I chance a glance at her, thankful she isn’t writing anything down. She’s shaking her head with a disappointed look on her face, which I know isn’t directed at me. “Why didn’t your coach want you to have any downtime?”

I wince. “Because I was his star player.”

“And then what happened?”

I can feel my fingers trembling as memories of the past surface, taking me back to last semester when day and night blurred; when one minute I would be dancing and the next minute I would be slamming onto the floor. To a time when I didn’t know who I was or what I wanted.

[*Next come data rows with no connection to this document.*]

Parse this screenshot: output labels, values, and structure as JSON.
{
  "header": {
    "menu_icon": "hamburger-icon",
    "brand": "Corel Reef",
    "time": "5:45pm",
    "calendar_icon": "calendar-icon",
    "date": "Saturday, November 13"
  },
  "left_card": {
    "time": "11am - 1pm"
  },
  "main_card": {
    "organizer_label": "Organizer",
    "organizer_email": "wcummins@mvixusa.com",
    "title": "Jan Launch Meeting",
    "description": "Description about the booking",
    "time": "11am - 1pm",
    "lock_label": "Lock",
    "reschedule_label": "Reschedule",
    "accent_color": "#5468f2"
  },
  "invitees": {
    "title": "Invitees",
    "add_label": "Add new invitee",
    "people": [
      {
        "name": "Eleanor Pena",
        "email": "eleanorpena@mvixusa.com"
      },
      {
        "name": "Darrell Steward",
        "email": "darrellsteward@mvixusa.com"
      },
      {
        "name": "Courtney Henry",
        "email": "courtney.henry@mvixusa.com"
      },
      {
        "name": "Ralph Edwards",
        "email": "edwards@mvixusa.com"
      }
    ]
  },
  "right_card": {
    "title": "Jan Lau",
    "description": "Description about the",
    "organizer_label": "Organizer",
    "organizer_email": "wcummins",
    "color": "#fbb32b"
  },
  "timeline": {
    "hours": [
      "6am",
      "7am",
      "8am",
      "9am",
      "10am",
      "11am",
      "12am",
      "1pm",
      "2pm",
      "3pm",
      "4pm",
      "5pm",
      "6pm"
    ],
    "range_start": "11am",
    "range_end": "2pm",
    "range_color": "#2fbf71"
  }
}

“I was solving my problems through the pills,” I finally say. “And when that didn’t satisfy me, I turned to harder stuff.”

Dr. Forrester nods and I watch her turn her attentions to my file. Several minutes pass in silence, which tick by so slowly I feel like I’ve spent hours sitting in this chair.

“Are you sure you want to play football?” she finally asks.

“It’s all I’ve ever wanted,” I breathe. “Football is the one thing that still ties me to my mother.”

Mom never played football, but she always loved coming to my games and my practices. Before she got sick, we would invite over all the relatives and play in the yard before Thanksgiving dinner. She would invite over all my friends during the summers, and while we played, she would make us lemonade or slice watermelon for us to eat as a snack. She always seemed so happy for me.

I can still hear her voice cheering for me.

“Then I would set your teammates and coach to the side,” says Dr. Forrester, drawing me back to the present. “And play football for yourself.”

I make a face, feeling uncomfortable. “But,” I start, “I need to prove myself to the team.”

Dr. Forrester shakes her head, making me feel even more uncomfortable. I already made a plan, a good plan. “You don’t need to prove yourself to your team.”

“But-“

“The only one you should prove yourself to is you,” she says while pointing at me.

I blink back at her, feeling slightly stunned.

“Your coach and teammates may never be happy with you and that’s alright,” says Dr. Forrester while closing my file, signaling our time is nearly up. “What’s important is that you’re happy with yourself. Do you understand?”

I nod vigorously, my lips lifting into a wide smile while I rise from the couch. There’s an extra pep in my step as I leave her office, her words repeating in my head. She’s right. I should work hard for myself. I should get into the NFL for myself and for no one else. As I exit into the fresh air, I close my eyes, knowing that this year I am going to work my ass off harder than all the years before. I am going to be the first one at practice and the last one to leave. I am going to train like I’ve never trained before.Although, not like Seth, I tell myself. I won’t go the crazy route with it.

But I will get off that bench. And when I do, I will be the one that takes us to the Subdivision and get us that trophy; proving not only to everyone on that team, but to myself, that I can rise above my mistakes.